Bankers getting a legal high from the authorities’ unwillingness to prosecute
Opinion: It is highly implausible that branch managers were unaware that they were being used to launder drugs money
The law against marijuana was lifted in Colorado on January 1st, bringing possession of a $10 bag of pot into the same category as laundering hundreds of millions for drugs lords. That is, no prosecutions.
The no-prosecution policy for banks facilitating the dealings of Mexican and Colombian drugs cartels applies in all US states. At Senate hearings last May, Elizabeth Warren (Democrat-Massachusetts) tried to coax answers to this conundrum from high-ranking financial regulators.
Referring to the role of the British-based HSBC in facilitating the drugs cartels by transferring huge sums from its Mexico branches to banking institutions elsewhere where its origins couldn’t or wouldn’t be traced, she asked treasury under-secretary David Cohen: “How many billions do you have to launder for drugs lords and how many economic sanctions do you have to violate before someone will consider shutting down a financial institution like this?”
(HSBC had also been zinging billions around the world on behalf of Iran, Cuba, Sudan, Libya and Burma in periods when any dealing with these countries was – ludicrously – forbidden under anti-terrorism measures.)
Pressed repeatedly, Cohen responded that the treasury thought it more appropriate to regulate than to prosecute – not that there had been much regulation – and, anyway, it didn’t have power to initiate court action. Cohen seemed to have difficulty understanding that this wasn’t an answer to the question she had asked.
Next up was Jerome H Powell for the Federal Reserve. The Fed could only shut down a bank if there had been a criminal conviction, he declared. But no criminal charges had been brought, said the senator. Quite so, agreed the spokesman for the guardian of the nation’s finances.
Did he have any advice for the department of justice as to whether HSBC ought to be prosecuted? He replied that it wasn’t the Fed’s role to advise on such matters, merely to answer any questions put to it, the implication being no such question had been raised.

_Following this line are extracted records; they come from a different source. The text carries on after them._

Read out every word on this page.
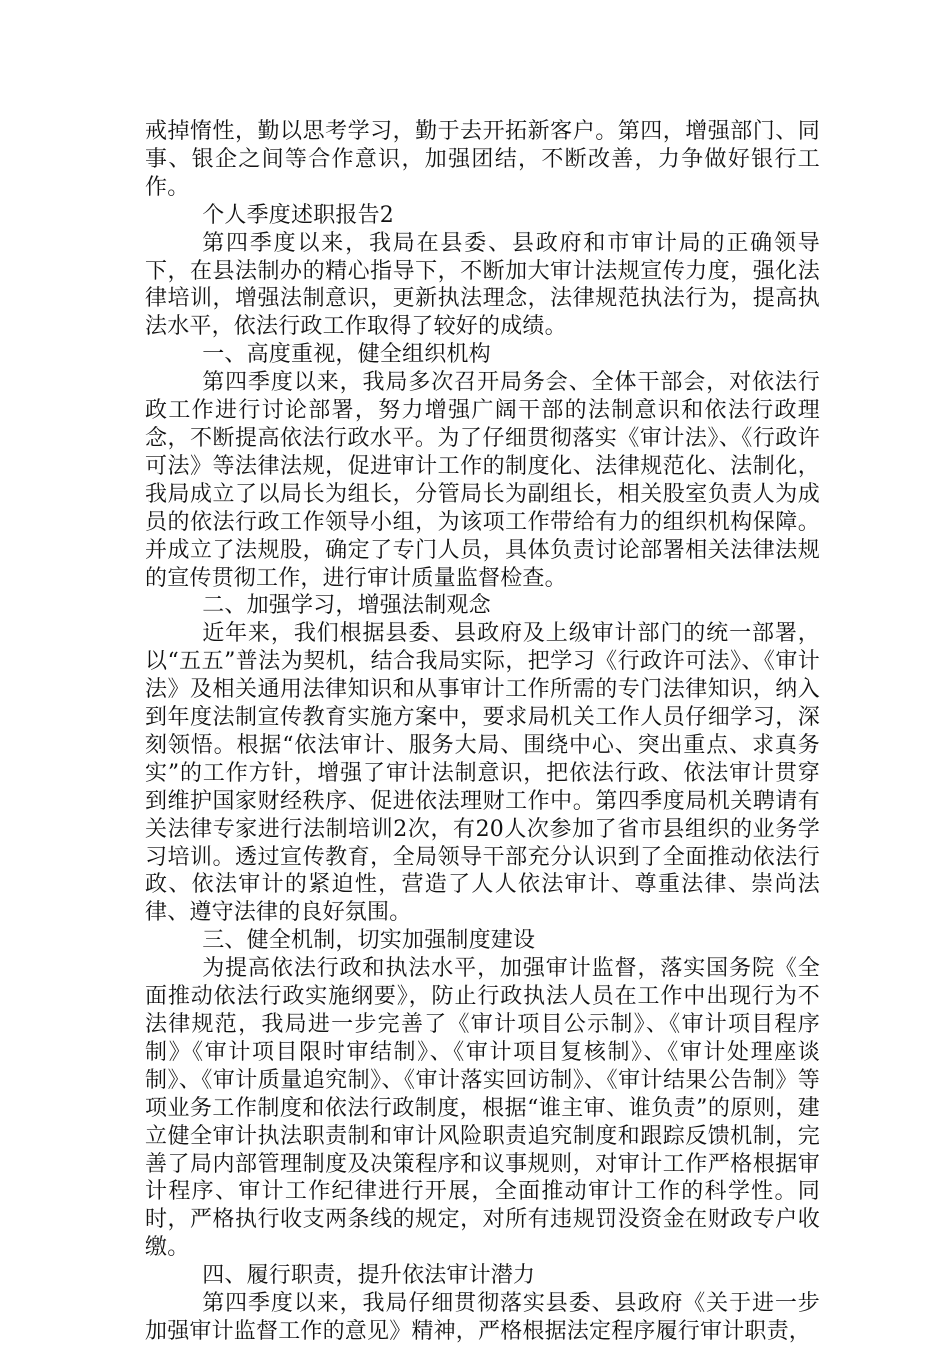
戒掉惰性，勤以思考学习，勤于去开拓新客户。第四，增强部门、同事、银企之间等合作意识，加强团结，不断改善，力争做好银行工作。

个人季度述职报告2

第四季度以来，我局在县委、县政府和市审计局的正确领导下，在县法制办的精心指导下，不断加大审计法规宣传力度，强化法律培训，增强法制意识，更新执法理念，法律规范执法行为，提高执法水平，依法行政工作取得了较好的成绩。

一、高度重视，健全组织机构

第四季度以来，我局多次召开局务会、全体干部会，对依法行政工作进行讨论部署，努力增强广阔干部的法制意识和依法行政理念，不断提高依法行政水平。为了仔细贯彻落实《审计法》、《行政许可法》等法律法规，促进审计工作的制度化、法律规范化、法制化，我局成立了以局长为组长，分管局长为副组长，相关股室负责人为成员的依法行政工作领导小组，为该项工作带给有力的组织机构保障。并成立了法规股，确定了专门人员，具体负责讨论部署相关法律法规的宣传贯彻工作，进行审计质量监督检查。

二、加强学习，增强法制观念

近年来，我们根据县委、县政府及上级审计部门的统一部署，以“五五”普法为契机，结合我局实际，把学习《行政许可法》、《审计法》及相关通用法律知识和从事审计工作所需的专门法律知识，纳入到年度法制宣传教育实施方案中，要求局机关工作人员仔细学习，深刻领悟。根据“依法审计、服务大局、围绕中心、突出重点、求真务实”的工作方针，增强了审计法制意识，把依法行政、依法审计贯穿到维护国家财经秩序、促进依法理财工作中。第四季度局机关聘请有关法律专家进行法制培训2次，有20人次参加了省市县组织的业务学习培训。透过宣传教育，全局领导干部充分认识到了全面推动依法行政、依法审计的紧迫性，营造了人人依法审计、尊重法律、崇尚法律、遵守法律的良好氛围。

三、健全机制，切实加强制度建设

为提高依法行政和执法水平，加强审计监督，落实国务院《全面推动依法行政实施纲要》，防止行政执法人员在工作中出现行为不法律规范，我局进一步完善了《审计项目公示制》、《审计项目程序制》《审计项目限时审结制》、《审计项目复核制》、《审计处理座谈制》、《审计质量追究制》、《审计落实回访制》、《审计结果公告制》等项业务工作制度和依法行政制度，根据“谁主审、谁负责”的原则，建立健全审计执法职责制和审计风险职责追究制度和跟踪反馈机制，完善了局内部管理制度及决策程序和议事规则，对审计工作严格根据审计程序、审计工作纪律进行开展，全面推动审计工作的科学性。同时，严格执行收支两条线的规定，对所有违规罚没资金在财政专户收缴。

四、履行职责，提升依法审计潜力

第四季度以来，我局仔细贯彻落实县委、县政府《关于进一步加强审计监督工作的意见》精神，严格根据法定程序履行审计职责，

“You know,” Ms Warren summarised, “if you are caught with an ounce of cocaine, the chances are good you are going to jail. If it happens repeatedly, you may go to jail for the rest of your life. But, evidently, if you launder nearly a billion dollars for drugs cartels and violate our international sanctions, your company pays a fine and you go home and sleep in your own bed at night, every single individual associated with this. I think that is fundamentally wrong.”